Rosemary Betty (née Murray) Hirons, my paternal grandmother, was born in Muncie, Indiana on 26 September 1914 to parents Carver and Rosemond (née Shuttleworth) Murray. The younger sister of Max and Carver, she was named after her mother Rose and a maternal aunt Mary, her middle name being an homage to her maternal grandmother [Elizabeth] Betty (nee Felton) Shuttleworth. A 1932 graduate of Muncie Central High School, she married my grandfather Gerald O. Hirons at the age of 18. They eloped during a trip to a weekend youth church rally in Louisville, Kentucky. When they returned home to Muncie, she knew her mother would be very upset to find out that she was married, so she didn’t tell her parents! Day after day, for about two weeks, she stayed at her parents’ home, not sure how to tell her mom, acting as if nothing had happened. My grandfather Gerald finally said he was going to tell them if she didn’t; at last the news was out — and for the record, her mother ‘went into hysterics’ — her words, not mine. Every time Nana conveyed this story, she was quick to add that she never regretted getting married so young because it afforded them 25 years together, but not nearly enough time. My grandfather, the love of her life, the father of her 5 sons, died at the age of 46 in 1959, after battling nephritis for years.
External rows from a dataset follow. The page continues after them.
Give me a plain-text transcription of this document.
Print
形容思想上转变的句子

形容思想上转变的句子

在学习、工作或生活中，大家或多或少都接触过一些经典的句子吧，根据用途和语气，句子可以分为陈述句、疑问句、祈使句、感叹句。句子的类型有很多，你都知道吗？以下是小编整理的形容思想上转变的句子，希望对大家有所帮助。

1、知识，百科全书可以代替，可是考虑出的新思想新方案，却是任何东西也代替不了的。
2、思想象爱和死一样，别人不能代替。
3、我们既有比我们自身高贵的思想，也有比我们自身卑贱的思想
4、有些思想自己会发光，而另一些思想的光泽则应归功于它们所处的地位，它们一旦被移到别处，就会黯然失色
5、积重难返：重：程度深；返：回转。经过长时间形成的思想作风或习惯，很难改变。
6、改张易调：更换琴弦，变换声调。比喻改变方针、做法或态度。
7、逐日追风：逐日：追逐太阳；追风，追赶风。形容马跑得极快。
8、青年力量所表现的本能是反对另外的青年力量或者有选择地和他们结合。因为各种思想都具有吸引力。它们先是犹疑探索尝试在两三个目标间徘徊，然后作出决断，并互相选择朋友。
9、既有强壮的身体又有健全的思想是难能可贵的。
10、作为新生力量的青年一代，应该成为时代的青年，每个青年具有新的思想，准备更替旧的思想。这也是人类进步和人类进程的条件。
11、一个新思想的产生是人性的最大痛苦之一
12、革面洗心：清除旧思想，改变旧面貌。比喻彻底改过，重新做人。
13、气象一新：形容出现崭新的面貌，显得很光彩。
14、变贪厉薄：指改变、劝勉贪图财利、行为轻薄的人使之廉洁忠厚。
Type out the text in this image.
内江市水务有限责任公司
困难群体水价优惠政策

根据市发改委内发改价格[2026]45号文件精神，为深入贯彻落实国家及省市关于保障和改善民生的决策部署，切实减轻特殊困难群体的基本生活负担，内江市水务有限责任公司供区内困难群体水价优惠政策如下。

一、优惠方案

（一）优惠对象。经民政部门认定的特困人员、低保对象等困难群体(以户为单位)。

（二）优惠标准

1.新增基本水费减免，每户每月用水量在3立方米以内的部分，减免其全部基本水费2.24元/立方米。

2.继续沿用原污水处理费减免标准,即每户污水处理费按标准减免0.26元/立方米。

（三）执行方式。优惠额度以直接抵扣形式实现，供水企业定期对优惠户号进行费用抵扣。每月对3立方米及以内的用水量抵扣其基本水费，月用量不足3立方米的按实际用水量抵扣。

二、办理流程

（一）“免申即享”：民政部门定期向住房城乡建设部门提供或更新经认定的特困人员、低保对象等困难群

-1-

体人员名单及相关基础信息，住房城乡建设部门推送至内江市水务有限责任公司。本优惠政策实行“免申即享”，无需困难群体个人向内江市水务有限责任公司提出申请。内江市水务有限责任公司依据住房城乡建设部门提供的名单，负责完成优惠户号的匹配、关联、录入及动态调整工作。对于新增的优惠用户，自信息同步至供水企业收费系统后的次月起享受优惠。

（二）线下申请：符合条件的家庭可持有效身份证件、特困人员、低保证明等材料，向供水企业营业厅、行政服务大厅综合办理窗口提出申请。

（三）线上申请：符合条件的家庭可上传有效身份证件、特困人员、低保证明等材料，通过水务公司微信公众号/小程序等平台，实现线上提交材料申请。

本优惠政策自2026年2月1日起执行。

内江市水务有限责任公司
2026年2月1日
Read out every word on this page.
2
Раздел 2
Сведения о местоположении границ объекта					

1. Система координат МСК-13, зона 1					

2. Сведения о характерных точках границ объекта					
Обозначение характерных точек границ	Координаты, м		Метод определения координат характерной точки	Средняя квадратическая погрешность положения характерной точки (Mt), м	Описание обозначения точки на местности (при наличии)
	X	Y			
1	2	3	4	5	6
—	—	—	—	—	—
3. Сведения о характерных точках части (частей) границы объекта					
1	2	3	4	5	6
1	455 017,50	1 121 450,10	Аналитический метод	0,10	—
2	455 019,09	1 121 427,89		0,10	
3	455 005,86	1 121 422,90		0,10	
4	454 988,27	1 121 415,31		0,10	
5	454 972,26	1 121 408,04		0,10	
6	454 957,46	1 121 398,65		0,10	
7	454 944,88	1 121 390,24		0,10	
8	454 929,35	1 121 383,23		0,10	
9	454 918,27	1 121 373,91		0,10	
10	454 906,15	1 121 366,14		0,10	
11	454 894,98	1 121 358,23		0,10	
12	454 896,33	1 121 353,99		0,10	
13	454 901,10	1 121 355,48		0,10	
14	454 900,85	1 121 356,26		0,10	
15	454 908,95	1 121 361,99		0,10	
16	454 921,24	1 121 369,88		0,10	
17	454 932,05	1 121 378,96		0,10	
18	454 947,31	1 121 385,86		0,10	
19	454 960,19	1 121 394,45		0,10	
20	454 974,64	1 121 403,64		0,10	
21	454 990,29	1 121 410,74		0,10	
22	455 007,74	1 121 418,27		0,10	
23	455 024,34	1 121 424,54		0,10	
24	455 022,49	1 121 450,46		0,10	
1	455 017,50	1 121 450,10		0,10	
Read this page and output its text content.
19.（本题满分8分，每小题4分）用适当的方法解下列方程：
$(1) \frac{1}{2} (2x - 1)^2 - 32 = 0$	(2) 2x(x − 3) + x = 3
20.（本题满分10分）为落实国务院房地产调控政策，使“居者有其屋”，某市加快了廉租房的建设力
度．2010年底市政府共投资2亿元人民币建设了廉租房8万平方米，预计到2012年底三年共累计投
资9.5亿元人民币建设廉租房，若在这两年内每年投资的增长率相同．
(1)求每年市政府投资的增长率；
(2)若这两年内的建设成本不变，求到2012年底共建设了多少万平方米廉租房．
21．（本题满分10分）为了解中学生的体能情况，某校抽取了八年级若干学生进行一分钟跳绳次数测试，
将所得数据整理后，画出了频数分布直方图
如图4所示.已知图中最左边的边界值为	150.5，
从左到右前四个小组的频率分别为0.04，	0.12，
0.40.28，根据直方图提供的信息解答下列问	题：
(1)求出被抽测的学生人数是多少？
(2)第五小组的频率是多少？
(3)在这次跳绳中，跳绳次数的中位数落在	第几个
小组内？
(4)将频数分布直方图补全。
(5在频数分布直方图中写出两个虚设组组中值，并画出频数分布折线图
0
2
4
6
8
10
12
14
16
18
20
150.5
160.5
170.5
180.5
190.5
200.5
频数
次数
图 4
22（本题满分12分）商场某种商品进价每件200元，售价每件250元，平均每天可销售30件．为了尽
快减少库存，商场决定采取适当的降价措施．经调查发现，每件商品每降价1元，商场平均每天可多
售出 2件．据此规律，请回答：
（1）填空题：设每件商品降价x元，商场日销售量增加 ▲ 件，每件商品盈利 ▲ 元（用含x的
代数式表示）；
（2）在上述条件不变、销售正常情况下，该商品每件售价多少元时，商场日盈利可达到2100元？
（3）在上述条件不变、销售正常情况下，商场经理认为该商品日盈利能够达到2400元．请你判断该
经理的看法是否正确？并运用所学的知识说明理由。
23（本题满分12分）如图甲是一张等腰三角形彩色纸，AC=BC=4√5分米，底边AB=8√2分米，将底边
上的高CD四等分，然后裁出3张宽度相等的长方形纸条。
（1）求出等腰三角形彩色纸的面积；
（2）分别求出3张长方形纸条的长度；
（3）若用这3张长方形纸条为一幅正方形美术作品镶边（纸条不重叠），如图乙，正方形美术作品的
At barely 5 feet tall, my Nana was a pillar of strength, a joyful vivacious force who also knew intimately the depths of immense heartache — throughout her lifetime she experienced the Great Depression, lived through two World Wars, buried two husbands and two sons, wept profuse tears when a son left for Vietnam and cried tears of joy when he returned. Even so, throughout it all she shared the stories of her life, filled with a sense of awe and wonder that someone would be as blessed as richly as she, never failing to point out the Lord’s faithfulness in her life. Recounting a tale, she would often proclaim, “Can you imagine?!?”

It was quite simply impossible not to feel that I personally knew all those that had been a part of her life, long before I ever was. I never met my great grandmother Rose, but I know her through my grandmother’s stories. I never met my grandfather Gerald, but yet I know him through her and my father’s and uncles’ stories, their shared experiences and memories.

In 2008, at the age of 93, Nana went home to be with Jesus. Shortly after her passing, as I was going through her pictures while cleaning out her house, I began my journey in genealogy — documenting and recording for myself and for others, the stories of those that had come before us. Not just the names and dates, but their experiences, their trials and sacrifices, their joys and their sorrows. Over and over again, I find myself proclaiming, “Can you imagine?!?”